3. There are chapters in the book on relationships with our children, and on our marriages — I tend to gloss right through sermons, books, blog posts… whatever… on that topic right now because I feel like they don’t apply. That said, I have found in the past that reading those articles, posts, chapters, etc…. and listening intently to those sermons… has given me information that has helped in dating relationships. And why not learn before we’re thrown into the middle of a challenging situation?? Wouldn’t it be better to be prepared? I recommend that anyone who picks this book up give it more of a fair shot than I have.
So those are the reasons I haven’t finished the book yet. Here are a couple things I found encouraging as I desperately tried to finish it this afternoon so I could write this. These were the points I found after finding that I just couldn’t finish the book on time no matter how hard I try, and I feel strongly that they are points God will use to nudge me to finish the book.
- I’ve been reminded just in what I was able to finish that loving others starts with the understanding that God loved us first, before we did anything. I don’t have to go out and face the daunting challenge of “love your neighbour” without the understanding that I have a deep, unconditional love aimed at me ALL. THE. TIME. God is great like that. He doesn’t walk away from us when we don’t live up to His expectations. That alone is enough to get me to finish the book after this review has been due.
- God initiates friendships. We don’t have to see the God of the Universe, decide that we hope He’ll like us, and then strive for His acceptance — He’s been coming for us all along, and He loves us no matter what we do. Leaning on that CAN give us stronger relationships here on Earth with the people God has put into our lives — whether they’re people we feel like we want to love or not. I’m excited to see what Jessica Thompson has to say when I can give this book a fair shot.
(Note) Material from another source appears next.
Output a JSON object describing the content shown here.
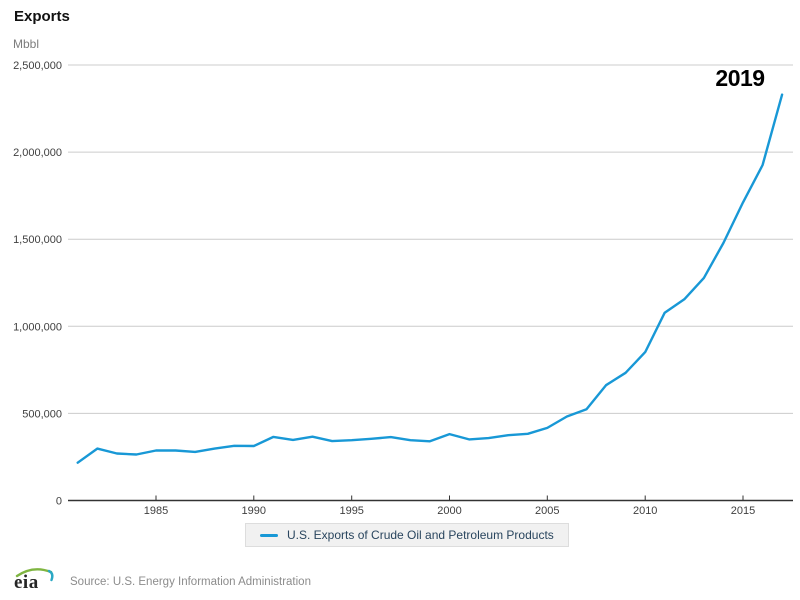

- God’s mission is heavily wrapped into our relationships with our communities. This chapter was what made me decide to read the book despite not having been able to finish it in time for the review. It caught my eye briefly as I flipped through the book, having decided not to finish it and write the review anyway. My church is heavily focused on loving our communities and showing the love of Jesus through that. I feel often like I’m bad at that. Like I’m guilty of doing things so others will see me doing them and feel guilty about the kind of friend or person they aren’t being — Jessica Thompson gave some concrete examples from her own life, which were encouraging for me, to know that I am not alone in that unfortunate habit.
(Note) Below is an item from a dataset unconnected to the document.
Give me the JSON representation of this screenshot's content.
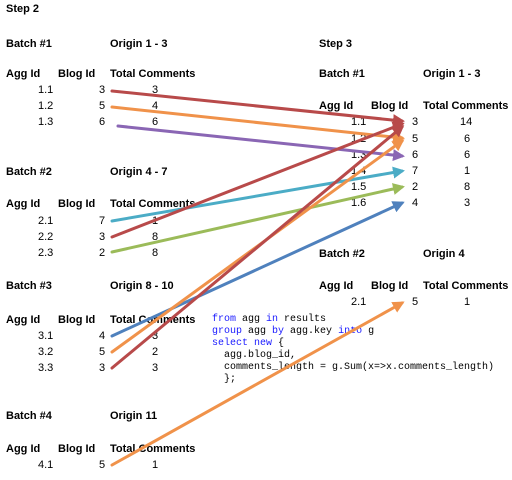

All this to say — I can’t honestly recommend or dissuade anyone to or away from this book at this point. I haven’t finished it, though I think that I’d like to. I don’t think I’ve given it a fair shot and I think my own heart is getting in the way of that. Has that ever happened to you? Has anyone read this book? What did you think?
I received both of these books as part of a review program with Graf-Martin Communications, Inc.